The GR 78 was Carroll Koepplinger’s seventh Camino trip but this one was different. He wanted an adventure and he got one. If you’re a member of Carolina Mountain Club, you know Carroll as a regular Sunday all-day hiker.

The Camino de Santiago, which takes pilgrims from almost anywhere in Europe to Santiago, Spain, is known as a very crowded trail. The Way, the movie with Martin Sheen, only made the main trail from France more popular. But Carroll’s route from Pamiers to St. Jean Pied de Port was remote and almost devoid of other hikers/pilgrims.

Last night, Carroll recounted his trip to a standing-room crowd at the Asheville REI. He walked 351 miles in his fascinating three-week trek. Unlike the Camino Frances and the Chemin de St. Jacques that I did last year, this trail had several challenging ascents.
Carroll showed slides of outstanding views of the snow-covered Pyrenees. He walked past canals, an abandoned slate mine and through a town with no street signs, just fanciful paintings at street corners. While most pilgrims stay in gites (French for hostel), this area was so remote that many were still closed in May. He stayed in hotels and B&B where he also had dinner. Most of the time, he was the only guest there. ATMs and grocery stores were hart to come by. By the time he got to St. Jean Pied de Port, he had only seen nine other hikers.

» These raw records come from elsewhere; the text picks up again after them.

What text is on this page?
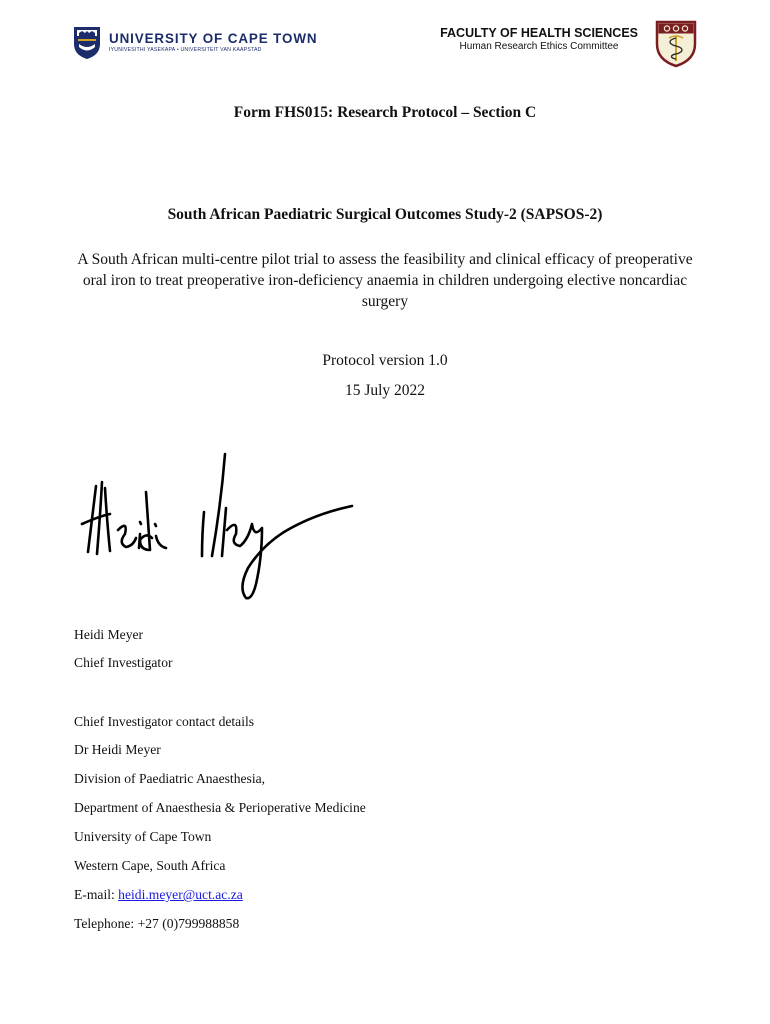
UNIVERSITY OF CAPE TOWN
IYUNIVESITHI YASEKAPA • UNIVERSITEIT VAN KAAPSTAD
FACULTY OF HEALTH SCIENCES
Human Research Ethics Committee
Form FHS015: Research Protocol – Section C
South African Paediatric Surgical Outcomes Study-2 (SAPSOS-2)
A South African multi-centre pilot trial to assess the feasibility and clinical efficacy of preoperative oral iron to treat preoperative iron-deficiency anaemia in children undergoing elective noncardiac surgery
Protocol version 1.0
15 July 2022
Heidi Meyer
Chief Investigator
Chief Investigator contact details
Dr Heidi Meyer
Division of Paediatric Anaesthesia,
Department of Anaesthesia & Perioperative Medicine
University of Cape Town
Western Cape, South Africa
E-mail: heidi.meyer@uct.ac.za
Telephone: +27 (0)799988858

Though trail blazes were good most of the time, Carroll got lost a couple of times. He says, “I don’t hesitate to ask for help and directions.” He met interesting locals that way, not all who spoke English. He was invited for long Sunday lunches by several families along the way.

“Every time I needed help, someone was available to help, even as isolated as the area was.”

If you don’t know Carroll, this might be a good time to mention that he’s way past 80 years old. He just puts one foot in front of the other and goes.

But where was the regional press? Why didn’t they pick up on this presentation? Writing about this would send a message that long-distance hiking is not just for the young to middle age person.

Carroll will present again at Diamond Brand Outdoors after they move. Maybe at that time, the Asheville Citizen-Times, Mountain Xpress and Blue Ridge Now will pick up on it. Better, maybe NPR will.